Swedish pension age and contributions should be increased – Forena

A number of pension reforms are needed in order to deliver a sustainable pension system to future Swedish pensioners, including an increase in the retirement age, Swedish union Forena has argued.

Speaking to AP7, Forena head of social policy, Håkan Svärdman, highlighted the “crucial measures” as key in restoring balance to the current system, in particular calling for the same age to apply to guaranteed pensions, target age and LAS age in the future.

The union has also called for an increase in pension contributions from 17.21 to 18.5 per cent, with this increase including future and already earned pension rights.

According to Forena, this would mean see pension income increased by 7 per cent, with the greatest effect on women’s pensions, therefore reducing the need for basic protection through a guaranteed pension, housing supplement or old-age support.

Svärdman explained that the “basic problem” within the current system is the idea that the pension should be “a receipt of work” has been eroded, instead moving a system where everyone receives approximately the same general pension, despite the fact that very different fees have been paid in practice.

He stated that when pension reform was implemented in the country in 1994, the goal was for the pension to correspond to at least 60 per cent of the final salary.

However, he clarified that today, this ambition “only partially corresponds to reality”, with general pension and occupational pensions combined often reaching around 70-75 per cent of final salary.

Svärdman explained that the share of the general pension has fallen “surprisingly fast” from 61 per cent to 47 per cent of the final salary in less than 15 years, warning that if pensions become lower, it will hit municipalities and regions that receive a smaller tax base, with conditions for occupational pensions also effected.
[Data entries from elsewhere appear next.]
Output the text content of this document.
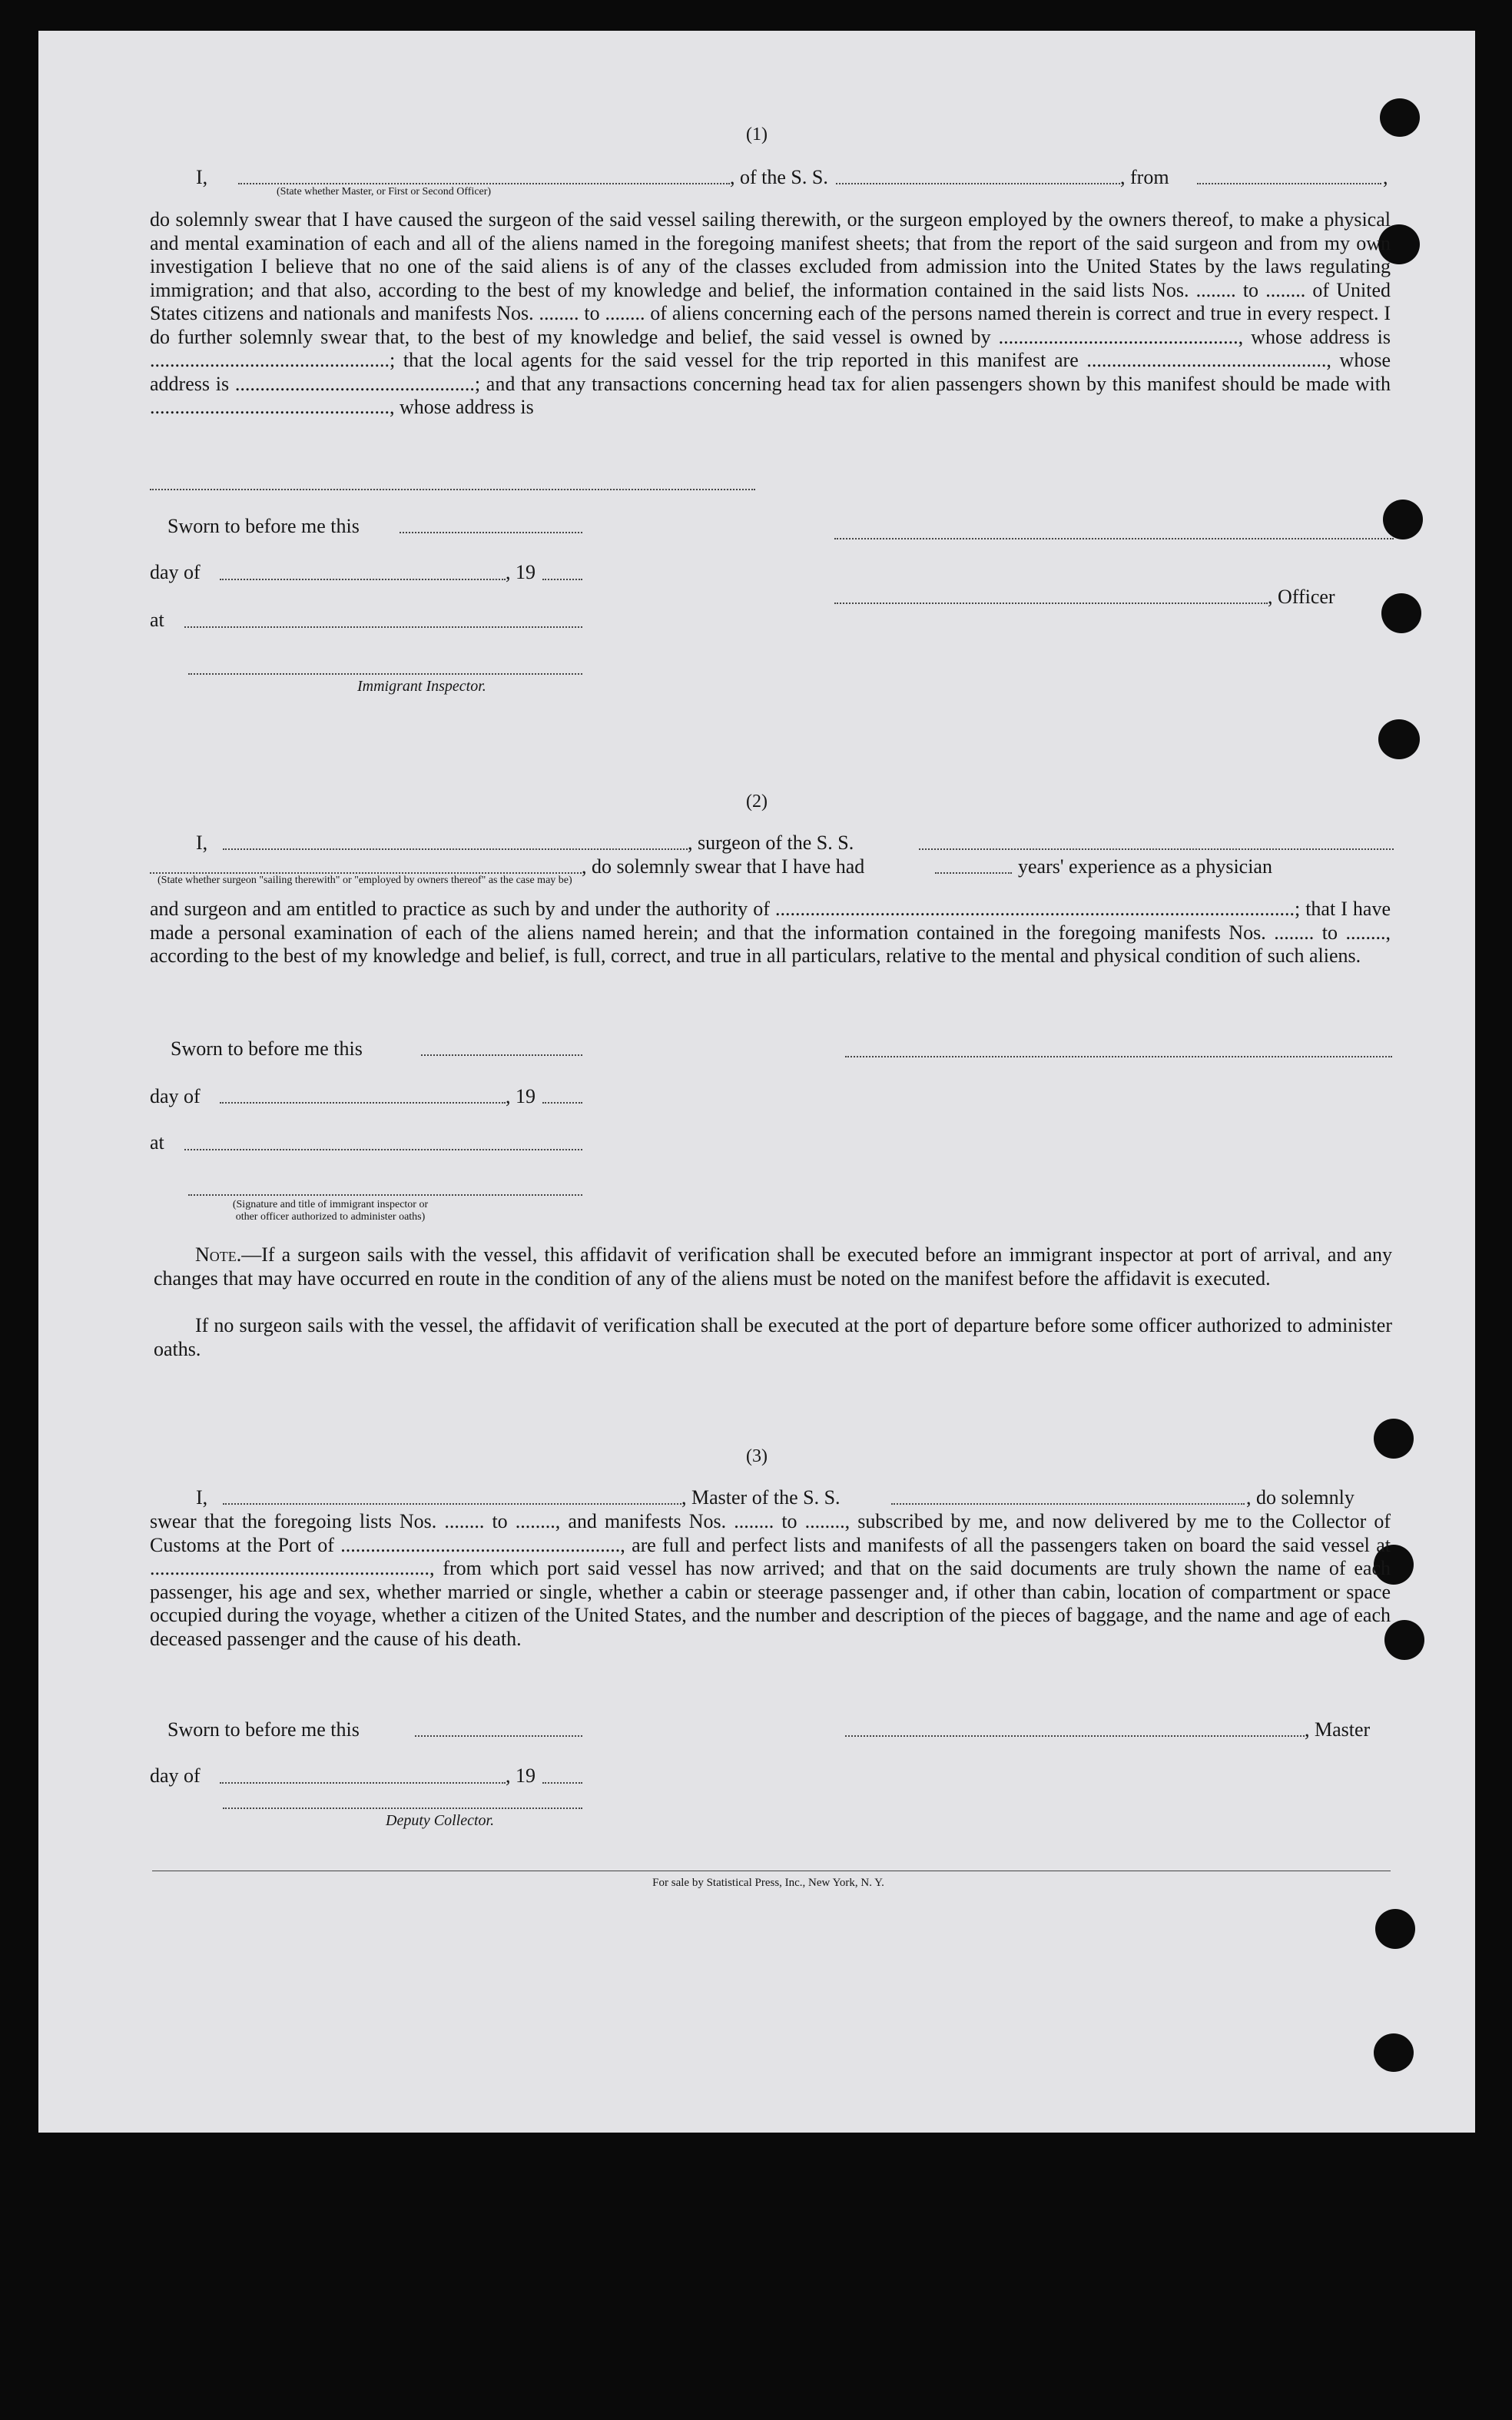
(1)
I,	, of the S. S.	, from	,
(State whether Master, or First or Second Officer)
do solemnly swear that I have caused the surgeon of the said vessel sailing therewith, or the surgeon employed by the owners thereof, to make a physical and mental examination of each and all of the aliens named in the foregoing manifest sheets; that from the report of the said surgeon and from my own investigation I believe that no one of the said aliens is of any of the classes excluded from admission into the United States by the laws regulating immigration; and that also, according to the best of my knowledge and belief, the information contained in the said lists Nos. ........ to ........ of United States citizens and nationals and manifests Nos. ........ to ........ of aliens concerning each of the persons named therein is correct and true in every respect. I do further solemnly swear that, to the best of my knowledge and belief, the said vessel is owned by ................................................, whose address is ................................................; that the local agents for the said vessel for the trip reported in this manifest are ................................................, whose address is ................................................; and that any transactions concerning head tax for alien passengers shown by this manifest should be made with ................................................, whose address is
Sworn to before me this
day of	, 19
, Officer
at
Immigrant Inspector.
(2)
I,	, surgeon of the S. S.
, do solemnly swear that I have had	years' experience as a physician
(State whether surgeon "sailing therewith" or "employed by owners thereof" as the case may be)
and surgeon and am entitled to practice as such by and under the authority of ........................................................................................................; that I have made a personal examination of each of the aliens named herein; and that the information contained in the foregoing manifests Nos. ........ to ........, according to the best of my knowledge and belief, is full, correct, and true in all particulars, relative to the mental and physical condition of such aliens.
Sworn to before me this
day of	, 19
at
(Signature and title of immigrant inspector or
other officer authorized to administer oaths)
Note.—If a surgeon sails with the vessel, this affidavit of verification shall be executed before an immigrant inspector at port of arrival, and any changes that may have occurred en route in the condition of any of the aliens must be noted on the manifest before the affidavit is executed.
If no surgeon sails with the vessel, the affidavit of verification shall be executed at the port of departure before some officer authorized to administer oaths.
(3)
I,	, Master of the S. S.	, do solemnly
swear that the foregoing lists Nos. ........ to ........, and manifests Nos. ........ to ........, subscribed by me, and now delivered by me to the Collector of Customs at the Port of ........................................................, are full and perfect lists and manifests of all the passengers taken on board the said vessel at ........................................................, from which port said vessel has now arrived; and that on the said documents are truly shown the name of each passenger, his age and sex, whether married or single, whether a cabin or steerage passenger and, if other than cabin, location of compartment or space occupied during the voyage, whether a citizen of the United States, and the number and description of the pieces of baggage, and the name and age of each deceased passenger and the cause of his death.
Sworn to before me this	, Master
day of	, 19
Deputy Collector.
For sale by Statistical Press, Inc., New York, N. Y.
This is because the collectively agreed occupational pensions are negotiable based on an expectation of a general pension of just over 60-65 per cent of final salary, a calculation which Svärdman argues “no longer holds”.

According to Svärdman, several industries have already negotiated their agreements to compensate for the pension fall, with the opportunities for this are greater in the industrial rather than service sector.

He warned that this in turn, can mean greater differences in future occupational pensions, especially between women and men.

Forena has proposed the reforms as a way to return to the original principle of a general pension of 60 per cent of final salary, acknowledging that whilst some will be “relatively easy to implement”, others will require more thorough consideration.

Svärdman clarified however, that an increase in the retirement age and pension contributions are “absolutely crucial measures” in restoring the system, emphasising that the real challenge will be in updating a system that is not connected to tax.

He explained that an increase in pension contributions without a tax reorganisation would reduce the wage space for employees, arguing that a cost-neutral increase, potentially offset by a lower general wage tax for instance, would be preferable.